Васо только гмыкнул.
- Да не собираюсь я, братцы, жениться.
- Вот это другой разговор. Мужской и моряцкий. Не собираешься?
- Нет.
- Но и подлецом тоже не будешь?
- Не собираюсь.
- Отлично. Дай руку. И слушай. Обязуется каждый из нас: немедленно поставить в известность товарищей, если дурь ему бросится в голову. Предъявить нам объект и, лишь получив общее одобрение, делать решительный шаг.
- Обязуюсь, - сказал Васо.
- А ты? - спросил меня Сева.
Я молчал.
- Я вижу, пропащий ты человек!
- Ну... А если бы я вздумал жениться на Зое?
- Связать себя по рукам и ногам! Потерять навеки товарищей...

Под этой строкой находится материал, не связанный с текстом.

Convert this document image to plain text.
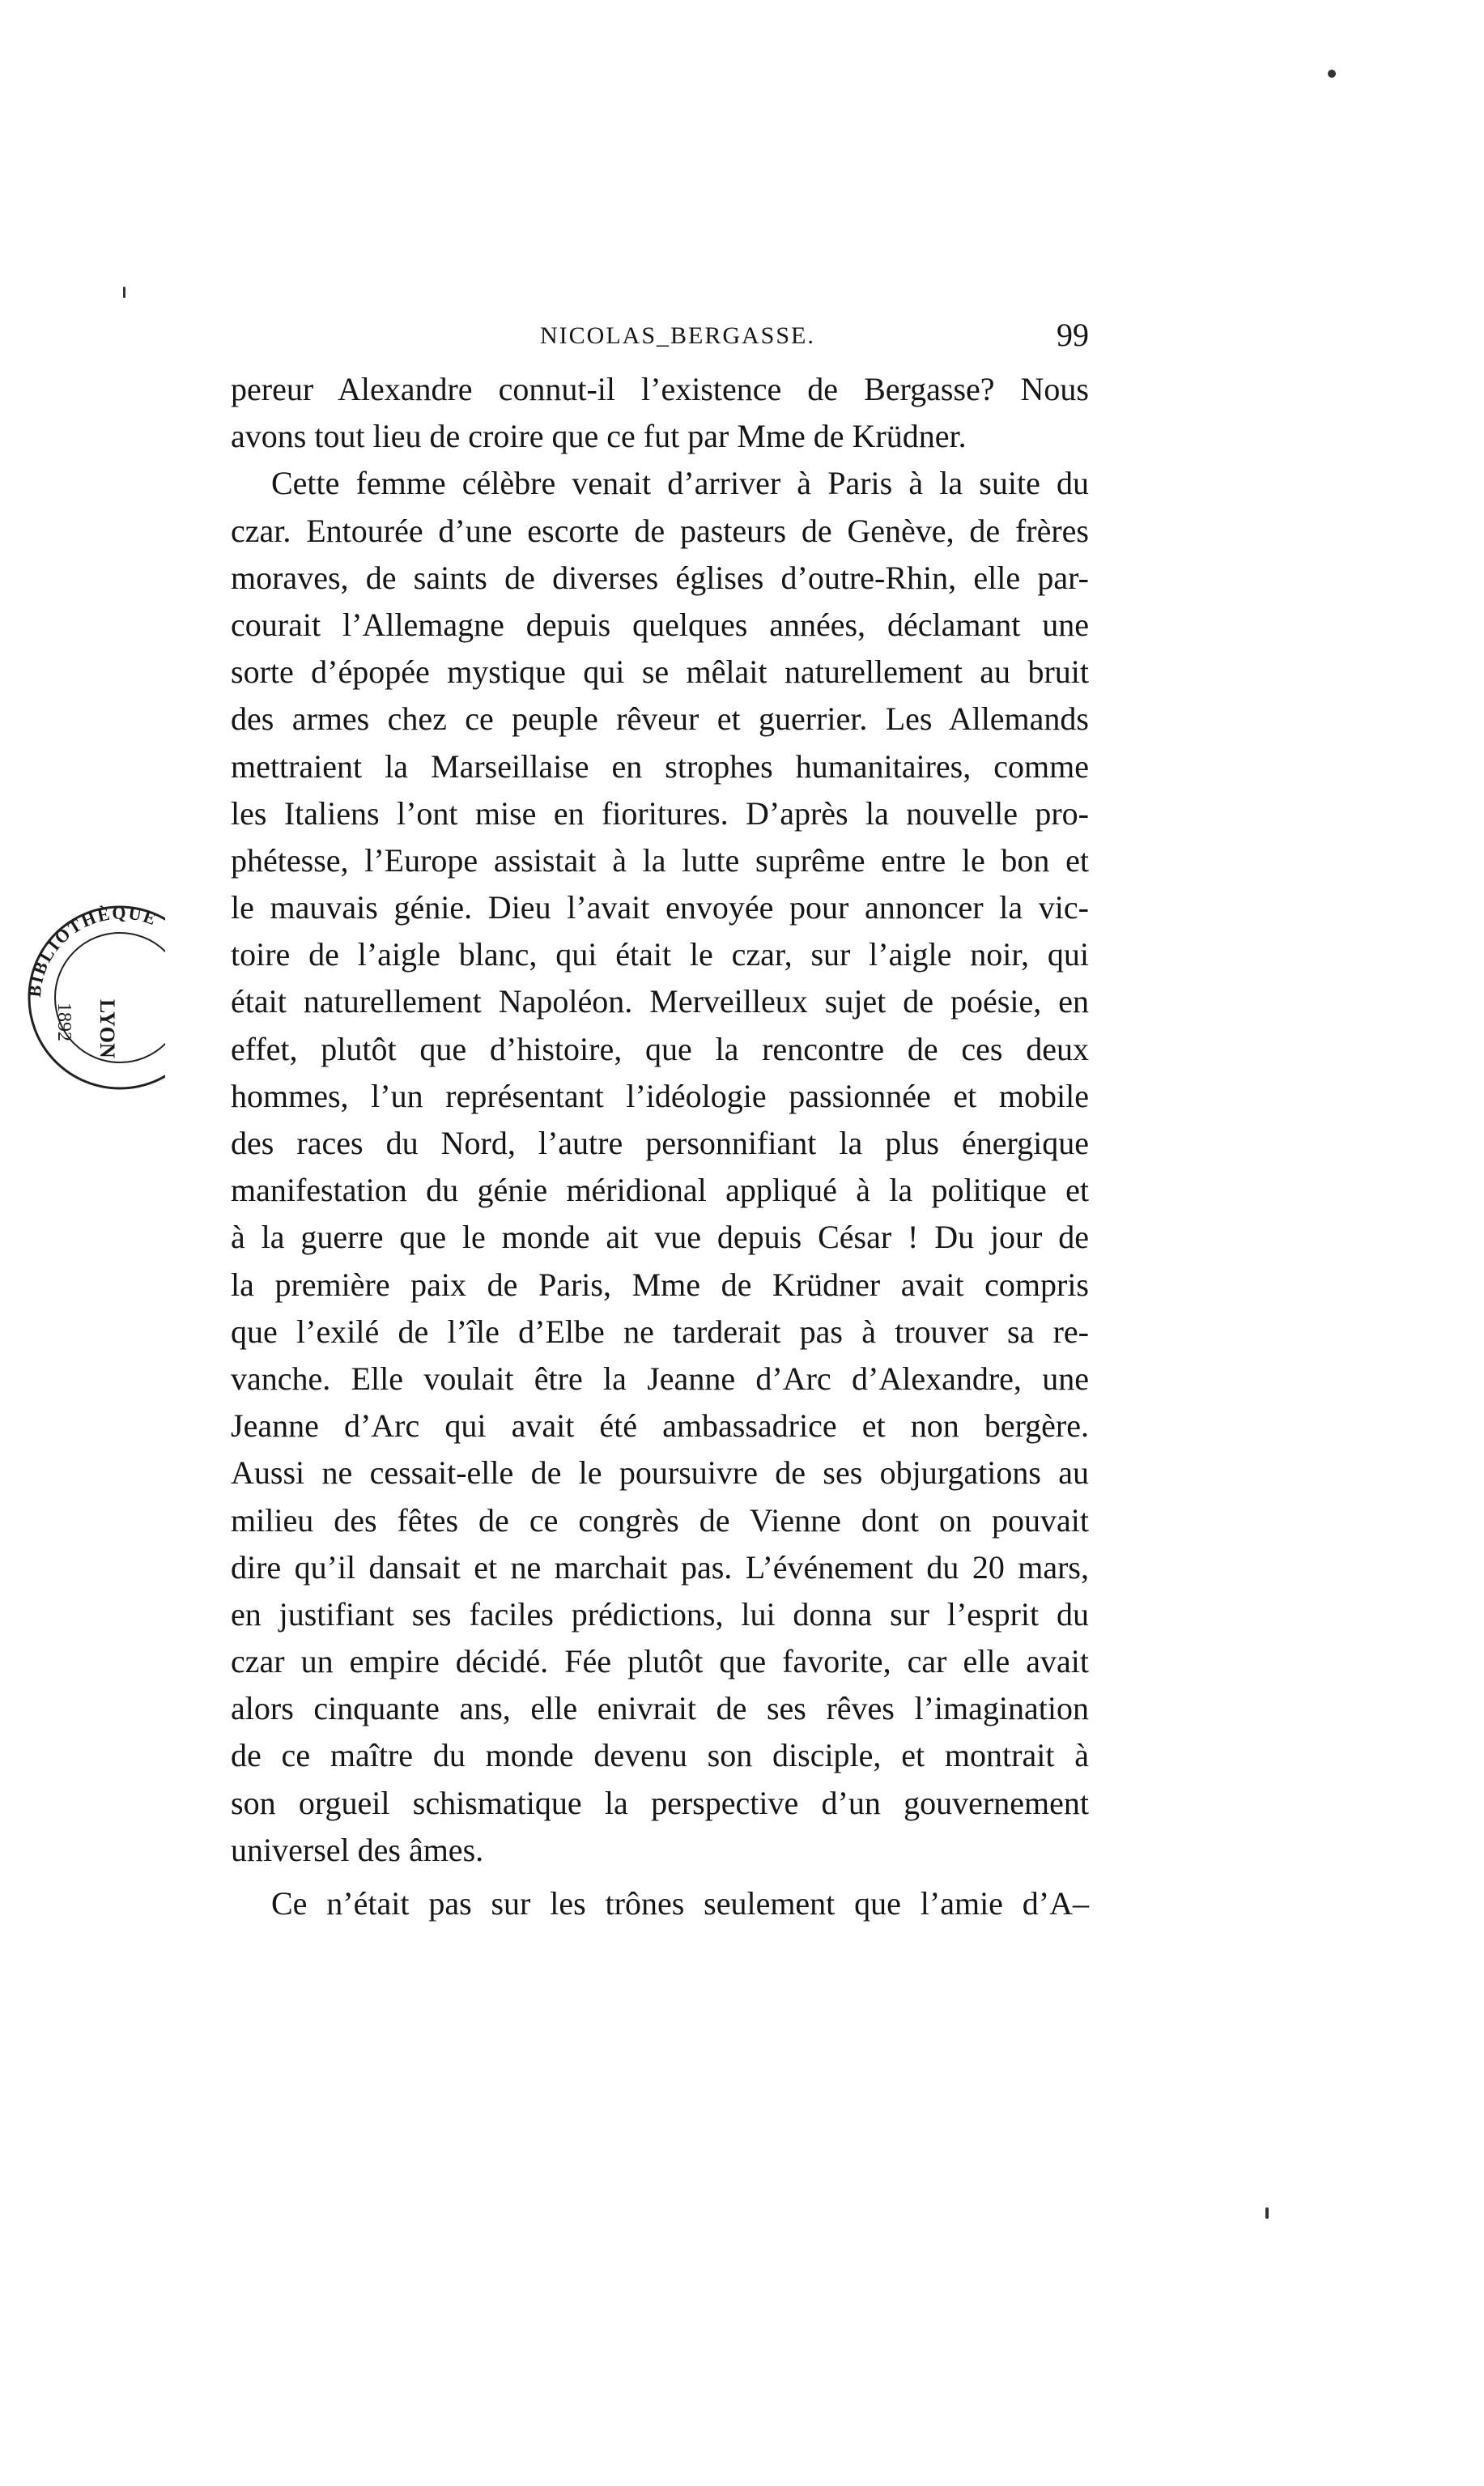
NICOLAS_BERGASSE.	99
BIBLIOTHÈQUE
LYON
1892
pereur Alexandre connut-il l’existence de Bergasse? Nous
avons tout lieu de croire que ce fut par Mme de Krüdner.
Cette femme célèbre venait d’arriver à Paris à la suite du
czar. Entourée d’une escorte de pasteurs de Genève, de frères
moraves, de saints de diverses églises d’outre-Rhin, elle par-
courait l’Allemagne depuis quelques années, déclamant une
sorte d’épopée mystique qui se mêlait naturellement au bruit
des armes chez ce peuple rêveur et guerrier. Les Allemands
mettraient la Marseillaise en strophes humanitaires, comme
les Italiens l’ont mise en fioritures. D’après la nouvelle pro-
phétesse, l’Europe assistait à la lutte suprême entre le bon et
le mauvais génie. Dieu l’avait envoyée pour annoncer la vic-
toire de l’aigle blanc, qui était le czar, sur l’aigle noir, qui
était naturellement Napoléon. Merveilleux sujet de poésie, en
effet, plutôt que d’histoire, que la rencontre de ces deux
hommes, l’un représentant l’idéologie passionnée et mobile
des races du Nord, l’autre personnifiant la plus énergique
manifestation du génie méridional appliqué à la politique et
à la guerre que le monde ait vue depuis César ! Du jour de
la première paix de Paris, Mme de Krüdner avait compris
que l’exilé de l’île d’Elbe ne tarderait pas à trouver sa re-
vanche. Elle voulait être la Jeanne d’Arc d’Alexandre, une
Jeanne d’Arc qui avait été ambassadrice et non bergère.
Aussi ne cessait-elle de le poursuivre de ses objurgations au
milieu des fêtes de ce congrès de Vienne dont on pouvait
dire qu’il dansait et ne marchait pas. L’événement du 20 mars,
en justifiant ses faciles prédictions, lui donna sur l’esprit du
czar un empire décidé. Fée plutôt que favorite, car elle avait
alors cinquante ans, elle enivrait de ses rêves l’imagination
de ce maître du monde devenu son disciple, et montrait à
son orgueil schismatique la perspective d’un gouvernement
universel des âmes.
Ce n’était pas sur les trônes seulement que l’amie d’A–
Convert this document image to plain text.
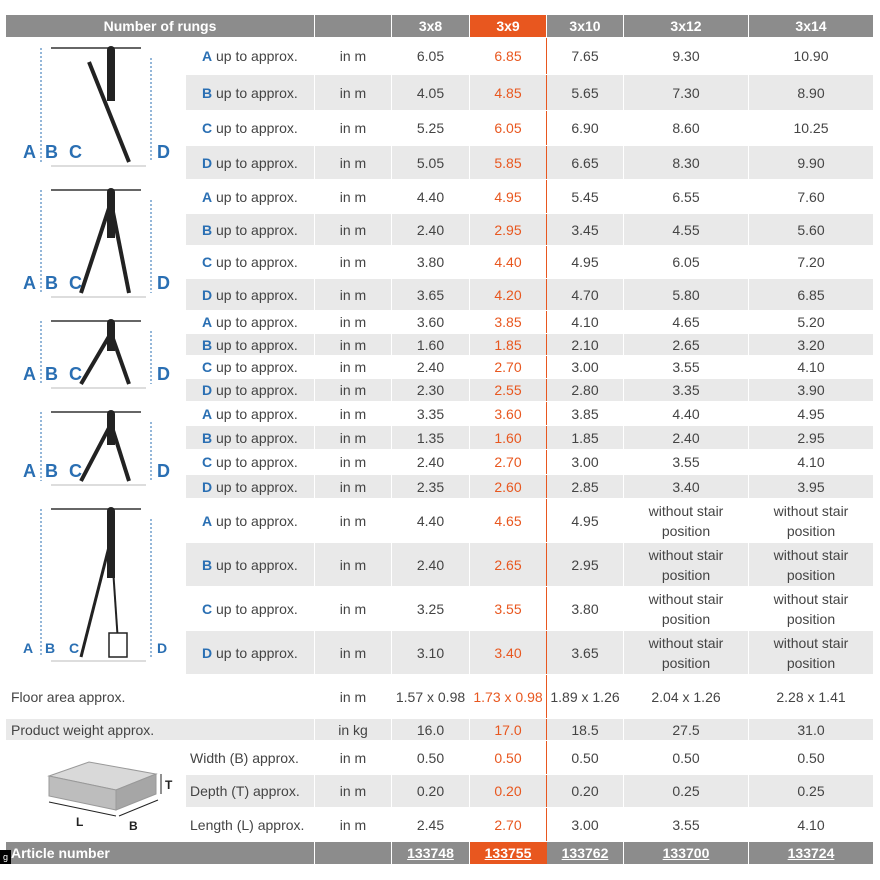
Number of rungs			3x8	3x9	3x10	3x12	3x14

A B C D	A up to approx.	in m	6.05	6.85	7.65	9.30	10.90
	B up to approx.	in m	4.05	4.85	5.65	7.30	8.90
	C up to approx.	in m	5.25	6.05	6.90	8.60	10.25
	D up to approx.	in m	5.05	5.85	6.65	8.30	9.90

A B C D	A up to approx.	in m	4.40	4.95	5.45	6.55	7.60
	B up to approx.	in m	2.40	2.95	3.45	4.55	5.60
	C up to approx.	in m	3.80	4.40	4.95	6.05	7.20
	D up to approx.	in m	3.65	4.20	4.70	5.80	6.85

A B C D	A up to approx.	in m	3.60	3.85	4.10	4.65	5.20
	B up to approx.	in m	1.60	1.85	2.10	2.65	3.20
	C up to approx.	in m	2.40	2.70	3.00	3.55	4.10
	D up to approx.	in m	2.30	2.55	2.80	3.35	3.90

A B C D	A up to approx.	in m	3.35	3.60	3.85	4.40	4.95
	B up to approx.	in m	1.35	1.60	1.85	2.40	2.95
	C up to approx.	in m	2.40	2.70	3.00	3.55	4.10
	D up to approx.	in m	2.35	2.60	2.85	3.40	3.95

A B C D	A up to approx.	in m	4.40	4.65	4.95	without stair position	without stair position
	B up to approx.	in m	2.40	2.65	2.95	without stair position	without stair position
	C up to approx.	in m	3.25	3.55	3.80	without stair position	without stair position
	D up to approx.	in m	3.10	3.40	3.65	without stair position	without stair position
Floor area approx.		in m	1.57 x 0.98	1.73 x 0.98	1.89 x 1.26	2.04 x 1.26	2.28 x 1.41
Product weight approx.		in kg	16.0	17.0	18.5	27.5	31.0

T
L B	Width (B) approx.	in m	0.50	0.50	0.50	0.50	0.50
	Depth (T) approx.	in m	0.20	0.20	0.20	0.25	0.25
	Length (L) approx.	in m	2.45	2.70	3.00	3.55	4.10
Article number			133748	133755	133762	133700	133724
g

- Да почему же я вас должен терять?
- Э-э, милый мой, женщины - создания хитрющие.
Сегодня она тебя по головке погладит: "Пойди, повидайся с товарищами, я против ничего не имею", а завтра скажет таким липучим, ласковым голосом: "Милый, неужели какие-то (заметь, какие-то!) тебе дороже меня? Ты пойдешь к ним веселиться, а я одна должна скучать в темноте, а у меня, может, кто-нибудь скоро народится, и ему повредит эта скука... Ну, неужели ты способен, любимый, бросить семью ради каких-то там посторонних?"
И ты раскиснешь. Останешься дома. А она счастлива:
она победила. Ты - раб. И твой возмущенный разум уже остывает. Ты не стремишься к мировой революции. Тебя засасывает быт, ты стираешь пеленки (кое-кто, конечно, уже народился). А твои товарищи, с которыми ты терпел и голод, и холод, подрывался на минах, с поганью всякой боролся, тебя вспоминают: "Какой был смелый парень и какой тряпкой он стал!"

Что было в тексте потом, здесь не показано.